Para ulama menjelaskan bahwa pengetahuan tentang munasabah bersifat ijtihadi. Artinya, pengetahuan tentangnya ditetapkan berdasarkan ijtihad karena tidak ditemukan riwayat, baik dari Nabi maupun para sahabatnya. Oleh karena itu, tidak ada keharusan mencari munasabah pada setiap ayat. Alasannya, AlQuran diturunkan secara berangsur-angsur mengikuti berbagai kejadian dan peristiwa yang ada. Oleh karena itu, terkadang seorang mufasir menemukan keterkaitan suatu ayat dengan yang lainnya dan terkadang tidak. Ketika tidak menemukan keterkaitan itu, ia tidak diperkenankan memaksakan diri. Dalam hal ini, Syekh 'Izzuddin bin 'Abd As-Salam berkata: "Munasabah adalah sebuah ilmu yang baik, tetapi kaitan antarkalam mensyaratkan adanya kesatuan dan keterkaitan bagian awal dengan bagian akhirnya. Dengan demikian, apabila terjadi pada berbagai sebab yang berbeda, keterkaitan salah satunya dengan lainnya tidak menjadi syarat. Orang yang mengaitkan tersebut berarti mengada-adakan apa yang tidak dikuasainya. Kalaupun itu terjadi, ia mengaitkannya hanya dengan ikatan-ikatan lemah yang pembicaraan yang baik saja pasti terhindar darinya, apalagi kalam yang terbaik."[1]

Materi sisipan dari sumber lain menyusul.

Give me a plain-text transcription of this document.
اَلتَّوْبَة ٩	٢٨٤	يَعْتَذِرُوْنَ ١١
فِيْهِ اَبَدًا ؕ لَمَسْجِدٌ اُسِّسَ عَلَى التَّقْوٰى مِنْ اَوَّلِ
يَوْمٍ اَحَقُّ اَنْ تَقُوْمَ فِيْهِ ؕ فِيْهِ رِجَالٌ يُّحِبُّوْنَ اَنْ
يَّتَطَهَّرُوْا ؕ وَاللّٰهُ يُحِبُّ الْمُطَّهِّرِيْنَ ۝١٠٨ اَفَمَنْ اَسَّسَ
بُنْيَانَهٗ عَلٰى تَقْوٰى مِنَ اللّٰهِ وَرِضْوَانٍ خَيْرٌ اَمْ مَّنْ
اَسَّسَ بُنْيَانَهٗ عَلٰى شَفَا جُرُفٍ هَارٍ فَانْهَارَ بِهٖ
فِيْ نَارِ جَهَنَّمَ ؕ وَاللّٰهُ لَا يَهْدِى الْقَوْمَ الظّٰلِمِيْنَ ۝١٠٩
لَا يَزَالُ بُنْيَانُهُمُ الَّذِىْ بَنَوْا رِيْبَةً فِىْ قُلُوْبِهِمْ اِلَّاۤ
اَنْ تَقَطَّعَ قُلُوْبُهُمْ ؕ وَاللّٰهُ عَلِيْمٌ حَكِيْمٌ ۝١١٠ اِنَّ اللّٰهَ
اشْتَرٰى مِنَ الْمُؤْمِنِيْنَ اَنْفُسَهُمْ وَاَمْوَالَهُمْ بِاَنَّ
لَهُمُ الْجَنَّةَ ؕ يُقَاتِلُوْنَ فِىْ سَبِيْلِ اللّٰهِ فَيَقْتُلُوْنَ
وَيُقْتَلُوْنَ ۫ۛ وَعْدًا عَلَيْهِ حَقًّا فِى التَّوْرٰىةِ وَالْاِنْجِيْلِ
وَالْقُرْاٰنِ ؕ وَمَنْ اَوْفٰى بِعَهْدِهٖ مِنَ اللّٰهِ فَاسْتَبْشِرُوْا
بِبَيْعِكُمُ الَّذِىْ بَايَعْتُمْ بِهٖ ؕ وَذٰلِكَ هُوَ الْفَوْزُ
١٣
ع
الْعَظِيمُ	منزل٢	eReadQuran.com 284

Untuk meneliti keserasian susunan ayat dan surat (munasabah) dalam AlQuran diperiukan ketelitian dan pemikiran yang mendalam. As-Suyuthi menjelaskan ada beberapa langkah yang perlu diperhatikan untuk mgnemukan munasabah ini, yaitu:

  1. Harus diperhatikan tujuan pembahasan suatu surat yang menjadi objek pencarian.
  2. Memerhatikan uraian ayat-ayat yang sesuai dengan tujuan yang dibahas dalam surat.
  3. Menentukan tingkatan uraian-uraian itu, apakah ada hubungannya atau tidak.
  4. Dalam mengambil kesimpulannya, hendaknya memerhatikan ungkapanungkapan bahasanya dengan benar dan tidak berlebihan.

Macam-macam Munasabah[1][sunting | sunting sumber]

  • Munasabah antarsurat dengan surat sebelumnya.
  • Munasabah antarnama surat dan tujuan turunnya.
  • Munasabah antarbagian suatu ayat
  • Munasabah antarayat yang letaknya berdampingan
  • Munasabah antarsuatu kelompok ayat dengan kelompok ayat disampingnya
  • Munasabah antarFashilah (Pemisah) dan isi ayat
  • Munasabah antarawal surat dengan akhir surat yang sama
  • Munasabah antarpenutup suatu surat dengan awal surat berikutnya

Urgensi dan Kegunaan Mempelajari Munasabah[1][sunting | sunting sumber]

  • Dapat mengembangkan sementara anggapan orang yang menganggap bahwa tema-tema Al-Quran kehilangan relevansi antara satu bagian dengan bagian yang lainnya.
  • Mengetahui persambungan atau hubungan antara bagian Al-Quran, baik antara kalimat-kalimat atau ayat-ayat maupun surat-suratnya yang satu dengan yang lain, sehingga lebih memperdalam pengetahuan dan pengenalan terhadap kitab Al-Quran dan memperkuat keyakinan terhadap kewahyuan dan kemukjizatannya.
  • Dapat diketahui mutu dan tingkat kebalaghahan bahasa Al-Quran dan konteks kalimat-kalimatnya yang satu dengan yang lainnya, serta persesuaian ayat/surat yang satu dari yang lain.
  • Dapat membantu dalam menafsirkan ayat-ayat Al-Quran setelah diketahui hubungan suatu kalimat atau ayat dengan kalimat atau ayat yang lain.
  1. ^ a b c d e f g Anwar, Rosihon (2007). Ulum Al-Qur'an. Bandung: CV. Pustaka Setia. ISBN 978-979-730-105-7.